= Gordon Riese =

Gordon Riese is a former college baseball pitcher in the 1960s who was inducted into the Portland State University Hall of Fame in 1997. He has spent the last 28 years as a Pac-10 Conference football official. He was the line judge during the 1982 Stanford-California game when "The Play" helped California win, 25-20. Many Stanford fans argue to this day that a forward lateral was made, and that a Cal player’s knee was down before his lateral, either of which by itself would have resulted in Stanford winning the game.

Riese later worked as a referee in the Pac-10 and was the head of the officiating crew that worked the first Bowl Championship Series championship game, the Fiesta Bowl between Florida State and Tennessee on January 4, 1999. His final game on the field came on January 1, 2005 at the Fiesta Bowl between Pitt and Utah.

On September 16, 2006 Riese served as the instant replay official of the University of Oklahoma-University of Oregon football game in Eugene, Oregon. During the final minutes of the game two plays were sent to his booth. The first was an onside kick by Oregon, which was ruled on the field to be a recovery by Oregon. The play went to the booth for review for the purpose of evaluating whether Oregon had illegally touched the ball before it had traveled 10 yards. Those watching the game at home were given multiple angles of the play, and many agreed with the broadcast commentators that Oregon had done so, which would give possession to the University of Oklahoma.
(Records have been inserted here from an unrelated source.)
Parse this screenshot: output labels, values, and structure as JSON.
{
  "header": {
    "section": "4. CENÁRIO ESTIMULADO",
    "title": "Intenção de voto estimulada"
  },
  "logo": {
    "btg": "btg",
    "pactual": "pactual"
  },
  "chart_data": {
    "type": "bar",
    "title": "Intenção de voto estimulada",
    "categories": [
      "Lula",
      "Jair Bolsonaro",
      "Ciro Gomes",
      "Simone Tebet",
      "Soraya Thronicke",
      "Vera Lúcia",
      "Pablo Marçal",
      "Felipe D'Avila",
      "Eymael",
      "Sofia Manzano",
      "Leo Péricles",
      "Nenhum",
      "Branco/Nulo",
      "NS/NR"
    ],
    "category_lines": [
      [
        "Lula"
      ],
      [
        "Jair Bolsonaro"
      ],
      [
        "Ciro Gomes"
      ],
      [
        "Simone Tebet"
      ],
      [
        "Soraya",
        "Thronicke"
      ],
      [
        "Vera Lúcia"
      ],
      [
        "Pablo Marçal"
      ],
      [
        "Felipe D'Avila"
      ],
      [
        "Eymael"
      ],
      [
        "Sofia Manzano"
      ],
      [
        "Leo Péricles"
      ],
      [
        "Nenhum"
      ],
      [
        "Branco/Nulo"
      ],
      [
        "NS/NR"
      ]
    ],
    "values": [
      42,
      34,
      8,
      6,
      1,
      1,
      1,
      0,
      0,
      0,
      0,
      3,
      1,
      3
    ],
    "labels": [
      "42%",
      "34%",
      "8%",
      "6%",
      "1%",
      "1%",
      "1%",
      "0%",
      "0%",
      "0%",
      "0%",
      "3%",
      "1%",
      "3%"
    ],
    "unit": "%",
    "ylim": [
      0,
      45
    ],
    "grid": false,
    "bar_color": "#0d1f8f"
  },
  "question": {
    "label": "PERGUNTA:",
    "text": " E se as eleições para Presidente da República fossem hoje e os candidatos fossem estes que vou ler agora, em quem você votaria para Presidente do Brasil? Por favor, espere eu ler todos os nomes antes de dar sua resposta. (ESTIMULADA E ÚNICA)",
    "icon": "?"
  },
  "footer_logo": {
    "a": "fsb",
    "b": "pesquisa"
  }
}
Riese was unable to determine if Oregon had touched the ball prematurely from the end zone replay angle he was shown, but he saw that Allen Patrick of Oklahoma had actually recovered the ball. Since the actual recovery was not the purpose of the review, Mr. Riese was limited to providing information within the original scope of the review, even though the referee asked him which team had recovered the ball. This ended up being a game-changing call: after Oregon was awarded the ball, it went on to score a touchdown, winning the game by a score of 34-33. Had Oklahoma been awarded possession of the onside kick, it likely would have run out the clock for a victory.

Following this incident, Riese was suspended, along with the rest of the officiating crew, for one game. After the incident, he requested and was granted a leave of absence for the remainder of the season. He was later quoted as saying, "I feel so bad I missed that call, it's driving me crazy," and that he was "struggling" with his mistake. Riese claimed to have received death threats, and during an interview on September 18, 2006, he remarked that, "I can't sleep, I can't eat, my blood pressure is skyrocketing."

Riese was considering retirement following the end of the season as recommended by his doctors. In February 2007 the Pac-10 Conference demoted Riese from replay official to technical assistant.